In his essay for the comprehensive catalogue that was produced for Bruce Conner's inspiring and illuminating exhibition 2000 BC: The Bruce Conner Story Part II, Peter Boswell creates an enchanting comparison between Conner's work and the wayang kulit, the traditional Indonesian shadow play. He explains how the audience can choose where to sit to experience this all-night epic. Some audience members prefer the side of the screen where they can witness the puppet master, expertly bringing his characters to life, observing and appreciating his skill with the mechanics of his art in tandem with the accompanying gamelan musicians. Alternatively, spectators can sit on the other side of the screen, willing to suspend belief and relinquish themselves to the magic of the candlelit shadow theater.

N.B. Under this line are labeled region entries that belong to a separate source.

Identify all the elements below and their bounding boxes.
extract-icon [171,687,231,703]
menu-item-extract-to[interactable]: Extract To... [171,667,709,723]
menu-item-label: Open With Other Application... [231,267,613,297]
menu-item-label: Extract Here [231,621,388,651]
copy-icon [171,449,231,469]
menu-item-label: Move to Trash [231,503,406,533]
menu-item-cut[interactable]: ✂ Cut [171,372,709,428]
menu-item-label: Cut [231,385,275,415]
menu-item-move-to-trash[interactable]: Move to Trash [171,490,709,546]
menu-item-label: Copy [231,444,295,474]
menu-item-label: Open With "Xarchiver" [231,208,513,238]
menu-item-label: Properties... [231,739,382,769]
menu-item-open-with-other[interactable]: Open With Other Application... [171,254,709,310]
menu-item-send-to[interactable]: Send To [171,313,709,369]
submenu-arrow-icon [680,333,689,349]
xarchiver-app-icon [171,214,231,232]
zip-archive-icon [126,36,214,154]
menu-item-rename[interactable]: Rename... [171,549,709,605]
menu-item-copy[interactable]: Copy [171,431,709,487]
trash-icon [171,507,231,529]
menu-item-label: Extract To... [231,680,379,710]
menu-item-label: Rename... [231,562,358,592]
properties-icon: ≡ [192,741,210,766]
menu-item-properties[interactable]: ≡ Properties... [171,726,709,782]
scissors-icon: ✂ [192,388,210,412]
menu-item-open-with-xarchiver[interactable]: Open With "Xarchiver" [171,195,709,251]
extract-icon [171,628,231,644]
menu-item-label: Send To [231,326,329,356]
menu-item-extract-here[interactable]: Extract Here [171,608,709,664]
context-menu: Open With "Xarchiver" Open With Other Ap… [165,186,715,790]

In this wonderfully allegorical way, Boswell proposes that both the material and transmutative perspectives from which Conner's art can be considered insist on the recognition that the experience of his work is perpetually mutable; and that the seeming alchemy with which Conner allies image or form with meaning implores the viewer continually to reconsider its essence from both sides of the screen. This idea epitomizes the intent and experience of projection art, suggesting its vast meaning and potential across physical, conceptual, media, and perceptual boundaries.

Terri Cohn is a San Francisco-based writer, curator, and art historian. She is a contributing editor to Artweek, and regularly writes for numerous other publications, including Sculpture, Art Papers, and Camerawork. She wrote a chapter about place-specific projects for Women Artists of the American West (McFarland & Co, 2003) and is working on another book.